DOMS/soreness is not in any way related to a good or stimulative workout. It is however very much related to conditioning.
The more time you take between performing an exercise again the less accustomed your body is to it and the more sore you will get (i.e. do an exercise you haven't done in a while and you will get sore). Also, much higher volume than you are accustomed too will get you sore. A lot of BBers here seem to train using a 1x per week frequency on a bodypart (or lift). They get pretty sore when changing their exercises and gradually this becomes just a standard normal soreness week to week (for some it will completely disappear, for other not at this frequency). The more often you train the less sore you will get. A popular program is the 5x5 where you are squatting 3x per week. People are typically not sore once they get accustomed to that frequency, yet they put on a lot of muscle and their strength in the squat skyrockets. A good point to make is that 1x per week frequency is a really ****ty default as frequency is an important variable and can be used very advantageously. Most people who provide reasons for training a muscle 1x per week during the majority of the year have a very poor understanding of exercise science, the central nervous system, fatigue, supercompensation, and muscular recovery.
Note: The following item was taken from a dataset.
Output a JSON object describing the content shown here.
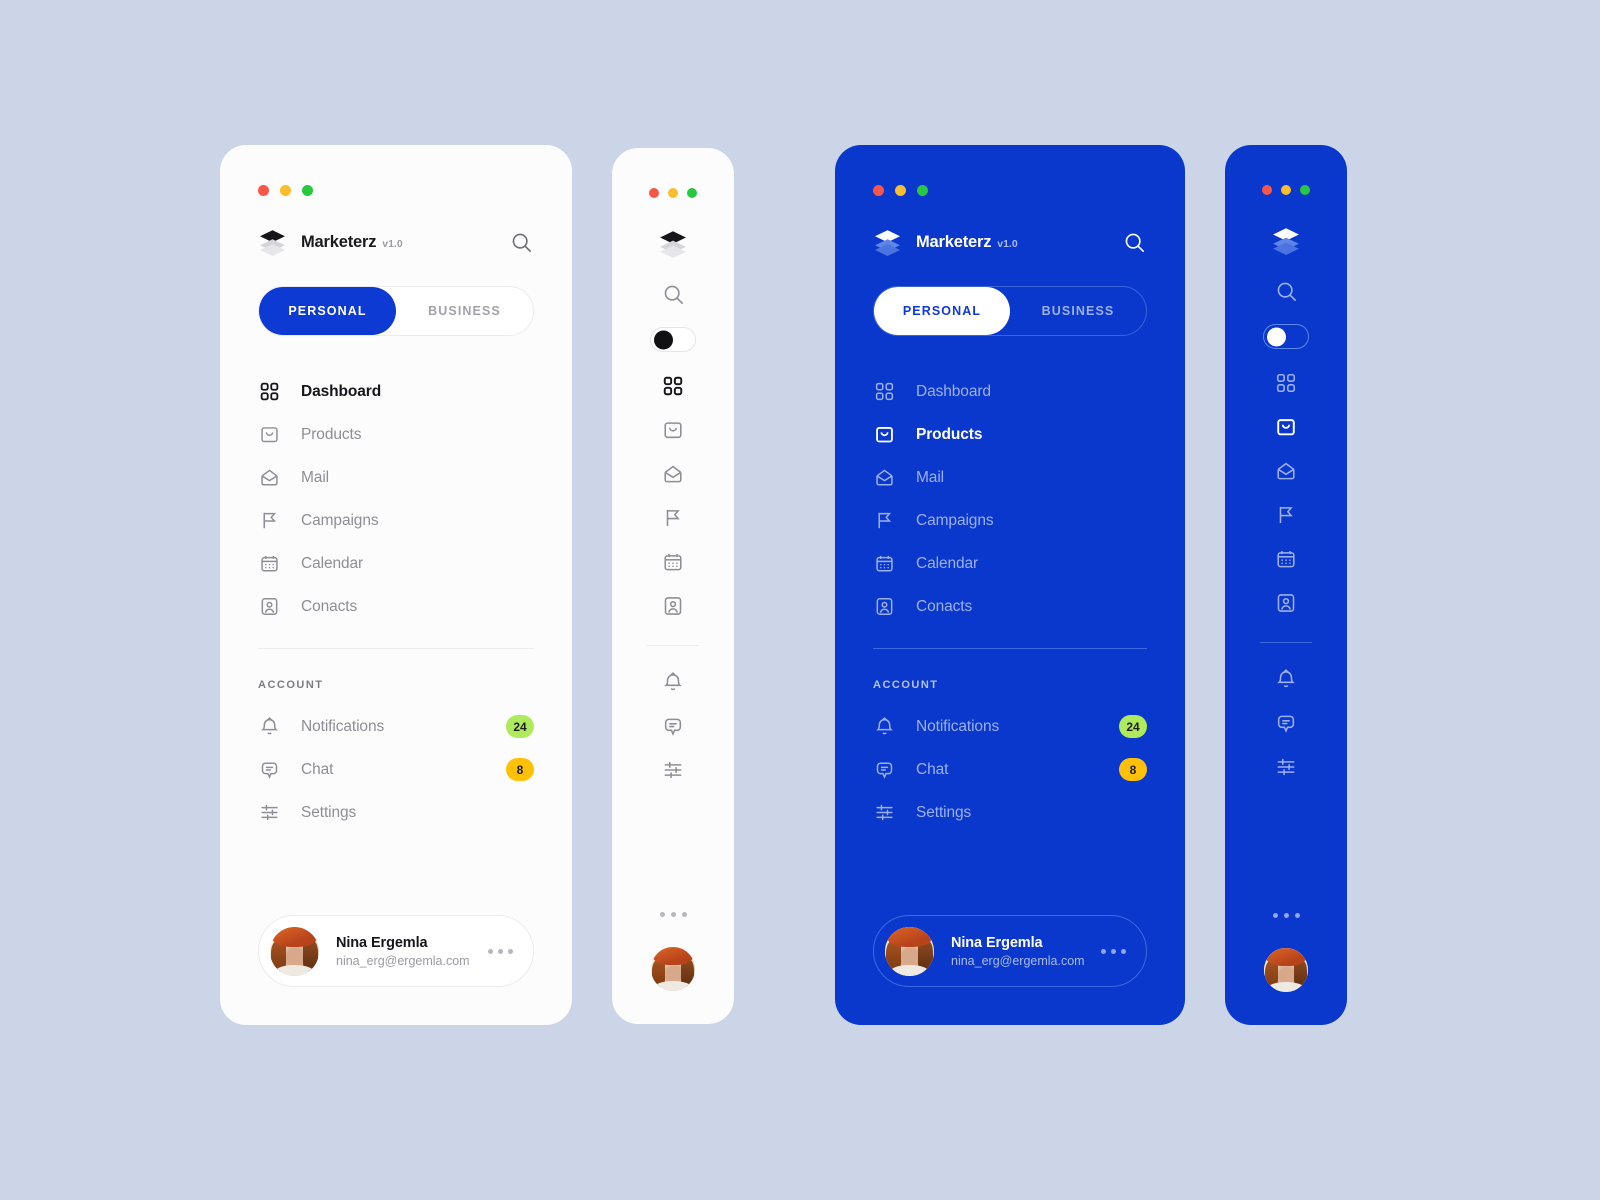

Moral - DOMS is inconsequential to your long term progress. Ignore it or if you are too sore to train safely (i.e. sore to the touch) do very light recovery work to get blood in the muscle and get back sooner.
Doms is more related to conditioning than anything else. Increasing frequency will tend to prevent severe Doms and even eliminate it (btw - you need to account for workload over a period so don't do your 1x per week 5x5@85% 3x a week and instantly triple your workload). Infrequent training leads to more severe DOMS (i.e. when you start working out after a long layoff or even change exercises to something you haven't been doing). Doms is not in any way an indicator of a successful or stimulative workout - consider it an uncorrelated outcome. As far as 'recovery' you are never really recovered 100% (complete tissue remodeling takes a long time), protein turnover returns to baseline in a couple of days, the limiting factor in weight training tends to be the nervous system rather than the muscle tissue (and overtraining is all about the nervous system and is systemic rather than working your biceps too often).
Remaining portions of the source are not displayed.